Aos dezassete anos, no primeiro ano da Faculdade, furei uma greve associativa. Fi-lo mais por rebeldia contra uma ordem imposta arbitrariamente (mesmo que alternativa) que por qualquer outra coisa. Foi por isso que conheci o Jaime e mudámos as nossas vidas, ficando sempre juntos. Fizemos desde então uma família, com os nossos filhos — o Eduardo, a Catarina, a Teresinha — e com os filhos deles. Há quase quarenta anos.

Procurei, procurámos, sempre viver de acordo com os princípios que tinham a ver com valores ditos tradicionais — Deus e a Pátria —, mas também com a justiça e com a solidariedade em que sempre acreditei e acredito. Tenho tentado deles dar testemunho na vida política e no serviço público. Sem transigências, sem abdicações, sem meter no bolso ideias e convicções.

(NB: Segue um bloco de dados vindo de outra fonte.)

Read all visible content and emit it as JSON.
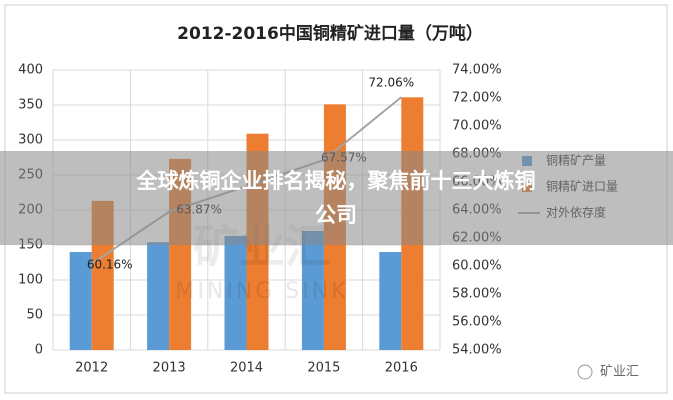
{
  "chart_data": {
    "type": "bar",
    "title": "2012-2016中国铜精矿进口量（万吨）",
    "categories": [
      "2012",
      "2013",
      "2014",
      "2015",
      "2016"
    ],
    "series": [
      {
        "name": "铜精矿产量",
        "color": "#5b9bd5",
        "values": [
          140,
          154,
          163,
          170,
          140
        ]
      },
      {
        "name": "铜精矿进口量",
        "color": "#ed7d31",
        "values": [
          213,
          273,
          309,
          351,
          361
        ]
      },
      {
        "name": "对外依存度",
        "color": "#a5a5a5",
        "type": "line",
        "axis": "y2",
        "values": [
          60.16,
          63.87,
          65.7,
          67.57,
          72.06
        ],
        "value_labels": [
          "60.16%",
          "63.87%",
          null,
          "67.57%",
          "72.06%"
        ]
      }
    ],
    "ylim": [
      0,
      400
    ],
    "yticks": [
      0,
      50,
      100,
      150,
      200,
      250,
      300,
      350,
      400
    ],
    "y2lim": [
      54,
      74
    ],
    "y2ticks": [
      {
        "value": 54,
        "label": "54.00%"
      },
      {
        "value": 56,
        "label": "56.00%"
      },
      {
        "value": 58,
        "label": "58.00%"
      },
      {
        "value": 60,
        "label": "60.00%"
      },
      {
        "value": 62,
        "label": "62.00%"
      },
      {
        "value": 64,
        "label": "64.00%"
      },
      {
        "value": 66,
        "label": "66.00%"
      },
      {
        "value": 68,
        "label": "68.00%"
      },
      {
        "value": 70,
        "label": "70.00%"
      },
      {
        "value": 72,
        "label": "72.00%"
      },
      {
        "value": 74,
        "label": "74.00%"
      }
    ],
    "grid": true,
    "legend": "right"
  },
  "watermark": {
    "cn": "矿业汇",
    "en": "MINING SINK"
  },
  "logo": "矿业汇",
  "banner": {
    "lines": [
      "全球炼铜企业排名揭秘，聚焦前十三大炼铜",
      "公司"
    ]
  }
}
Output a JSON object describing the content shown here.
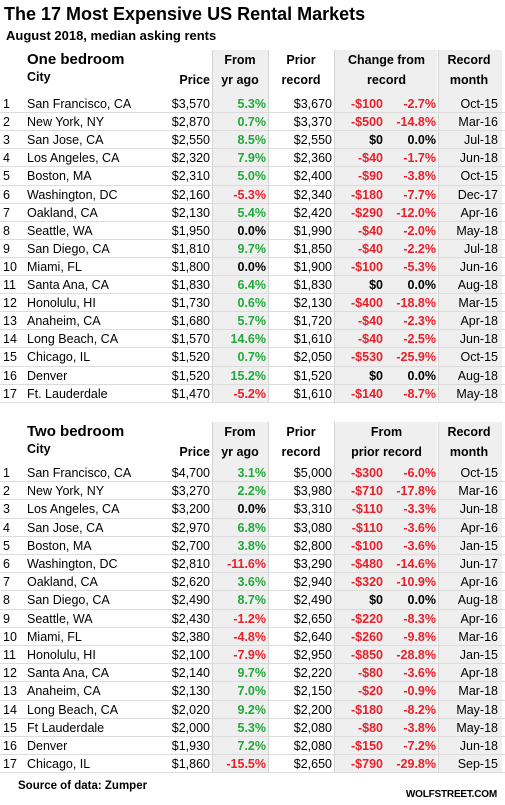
{
  "header": {
    "title": "The 17 Most Expensive US Rental Markets",
    "subtitle": "August 2018, median asking rents"
  },
  "sections": [
    {
      "title": "One bedroom",
      "headers": {
        "city": "City",
        "price": "Price",
        "yoy": [
          "From",
          "yr ago"
        ],
        "prior": [
          "Prior",
          "record"
        ],
        "change": [
          "Change from",
          "record"
        ],
        "month": [
          "Record",
          "month"
        ]
      },
      "rows": [
        [
          "1",
          "San Francisco, CA",
          "$3,570",
          "5.3%",
          "$3,670",
          "-$100",
          "-2.7%",
          "Oct-15"
        ],
        [
          "2",
          "New York, NY",
          "$2,870",
          "0.7%",
          "$3,370",
          "-$500",
          "-14.8%",
          "Mar-16"
        ],
        [
          "3",
          "San Jose, CA",
          "$2,550",
          "8.5%",
          "$2,550",
          "$0",
          "0.0%",
          "Jul-18"
        ],
        [
          "4",
          "Los Angeles, CA",
          "$2,320",
          "7.9%",
          "$2,360",
          "-$40",
          "-1.7%",
          "Jun-18"
        ],
        [
          "5",
          "Boston, MA",
          "$2,310",
          "5.0%",
          "$2,400",
          "-$90",
          "-3.8%",
          "Oct-15"
        ],
        [
          "6",
          "Washington, DC",
          "$2,160",
          "-5.3%",
          "$2,340",
          "-$180",
          "-7.7%",
          "Dec-17"
        ],
        [
          "7",
          "Oakland, CA",
          "$2,130",
          "5.4%",
          "$2,420",
          "-$290",
          "-12.0%",
          "Apr-16"
        ],
        [
          "8",
          "Seattle, WA",
          "$1,950",
          "0.0%",
          "$1,990",
          "-$40",
          "-2.0%",
          "May-18"
        ],
        [
          "9",
          "San Diego, CA",
          "$1,810",
          "9.7%",
          "$1,850",
          "-$40",
          "-2.2%",
          "Jul-18"
        ],
        [
          "10",
          "Miami, FL",
          "$1,800",
          "0.0%",
          "$1,900",
          "-$100",
          "-5.3%",
          "Jun-16"
        ],
        [
          "11",
          "Santa Ana, CA",
          "$1,830",
          "6.4%",
          "$1,830",
          "$0",
          "0.0%",
          "Aug-18"
        ],
        [
          "12",
          "Honolulu, HI",
          "$1,730",
          "0.6%",
          "$2,130",
          "-$400",
          "-18.8%",
          "Mar-15"
        ],
        [
          "13",
          "Anaheim, CA",
          "$1,680",
          "5.7%",
          "$1,720",
          "-$40",
          "-2.3%",
          "Apr-18"
        ],
        [
          "14",
          "Long Beach, CA",
          "$1,570",
          "14.6%",
          "$1,610",
          "-$40",
          "-2.5%",
          "Jun-18"
        ],
        [
          "15",
          "Chicago, IL",
          "$1,520",
          "0.7%",
          "$2,050",
          "-$530",
          "-25.9%",
          "Oct-15"
        ],
        [
          "16",
          "Denver",
          "$1,520",
          "15.2%",
          "$1,520",
          "$0",
          "0.0%",
          "Aug-18"
        ],
        [
          "17",
          "Ft. Lauderdale",
          "$1,470",
          "-5.2%",
          "$1,610",
          "-$140",
          "-8.7%",
          "May-18"
        ]
      ]
    },
    {
      "title": "Two bedroom",
      "headers": {
        "city": "City",
        "price": "Price",
        "yoy": [
          "From",
          "yr ago"
        ],
        "prior": [
          "Prior",
          "record"
        ],
        "change": [
          "From",
          "prior record"
        ],
        "month": [
          "Record",
          "month"
        ]
      },
      "rows": [
        [
          "1",
          "San Francisco, CA",
          "$4,700",
          "3.1%",
          "$5,000",
          "-$300",
          "-6.0%",
          "Oct-15"
        ],
        [
          "2",
          "New York, NY",
          "$3,270",
          "2.2%",
          "$3,980",
          "-$710",
          "-17.8%",
          "Mar-16"
        ],
        [
          "3",
          "Los Angeles, CA",
          "$3,200",
          "0.0%",
          "$3,310",
          "-$110",
          "-3.3%",
          "Jun-18"
        ],
        [
          "4",
          "San Jose, CA",
          "$2,970",
          "6.8%",
          "$3,080",
          "-$110",
          "-3.6%",
          "Apr-16"
        ],
        [
          "5",
          "Boston, MA",
          "$2,700",
          "3.8%",
          "$2,800",
          "-$100",
          "-3.6%",
          "Jan-15"
        ],
        [
          "6",
          "Washington, DC",
          "$2,810",
          "-11.6%",
          "$3,290",
          "-$480",
          "-14.6%",
          "Jun-17"
        ],
        [
          "7",
          "Oakland, CA",
          "$2,620",
          "3.6%",
          "$2,940",
          "-$320",
          "-10.9%",
          "Apr-16"
        ],
        [
          "8",
          "San Diego, CA",
          "$2,490",
          "8.7%",
          "$2,490",
          "$0",
          "0.0%",
          "Aug-18"
        ],
        [
          "9",
          "Seattle, WA",
          "$2,430",
          "-1.2%",
          "$2,650",
          "-$220",
          "-8.3%",
          "Apr-16"
        ],
        [
          "10",
          "Miami, FL",
          "$2,380",
          "-4.8%",
          "$2,640",
          "-$260",
          "-9.8%",
          "Mar-16"
        ],
        [
          "11",
          "Honolulu, HI",
          "$2,100",
          "-7.9%",
          "$2,950",
          "-$850",
          "-28.8%",
          "Jan-15"
        ],
        [
          "12",
          "Santa Ana, CA",
          "$2,140",
          "9.7%",
          "$2,220",
          "-$80",
          "-3.6%",
          "Apr-18"
        ],
        [
          "13",
          "Anaheim, CA",
          "$2,130",
          "7.0%",
          "$2,150",
          "-$20",
          "-0.9%",
          "Mar-18"
        ],
        [
          "14",
          "Long Beach, CA",
          "$2,020",
          "9.2%",
          "$2,200",
          "-$180",
          "-8.2%",
          "May-18"
        ],
        [
          "15",
          "Ft Lauderdale",
          "$2,000",
          "5.3%",
          "$2,080",
          "-$80",
          "-3.8%",
          "May-18"
        ],
        [
          "16",
          "Denver",
          "$1,930",
          "7.2%",
          "$2,080",
          "-$150",
          "-7.2%",
          "Jun-18"
        ],
        [
          "17",
          "Chicago, IL",
          "$1,860",
          "-15.5%",
          "$2,650",
          "-$790",
          "-29.8%",
          "Sep-15"
        ]
      ]
    }
  ],
  "footer": {
    "source": "Source of data: Zumper",
    "brand": "WOLFSTREET.COM"
  }
}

Convicções que partem de uma fé profunda no amor de Cristo, que sempre nos diz — como repetiu João Paulo II — "não tenhais medo". Graças a Deus nunca tive medo. Nem das fugas, nem dos exílios, nem da perseguição, nem da incerteza. Nem da vida, nem na morte. Suportei as rodas baixas da fortuna, partilhei a humilhação da diáspora dos portugueses de África, conheci o exílio no Brasil e em Espanha. Aprendi a levar a pátria na sola dos sapatos.

Como no salmo, o Senhor foi sempre o meu pastor e por isso nada me faltou — mesmo quando faltava tudo.

Maria José Nogueira Pinto

Maria José Nogueira Pinto faleceu MJNPno dia 6 de Julho, com 59 anos de idade, vítima de cancro do pâncreas. Foi deputada entre 1995 e 1999, eleita pelo CDS-PP, e depois entre 2009 até à data, mas pelo PSD. Na actual legislatura esteve presente nas duas primeiras sessões plenárias, referentes à eleição da presidente da Assembleia da República, Assunção Esteves.

Jurista de formação, foi ainda subsecretária de Estado da Cultura do XII Governo Constitucional, dirigido por Cavaco Silva, provedora da Santa Casa da Misericórdia de Lisboa, membro da direcção da Maternidade Alfredo da Costa e vereadora da autarquia de Lisboa. Foi a sepultar no dia 8 de Julho de 2011, em A-dos-Negros .

Álvaro Laborinho Lúcio recorda-a como "uma mulher muito sensível, muito inteligente e muito firme na defesa das suas ideias" que, na vida política, "deu sempre o grande gosto" de poder ser vista "como uma mulher de uma grande seriedade e de uma grande honestidade".

Paz à sua alma e que o Bom Pastor a receba na Sua morada de luz e de paz.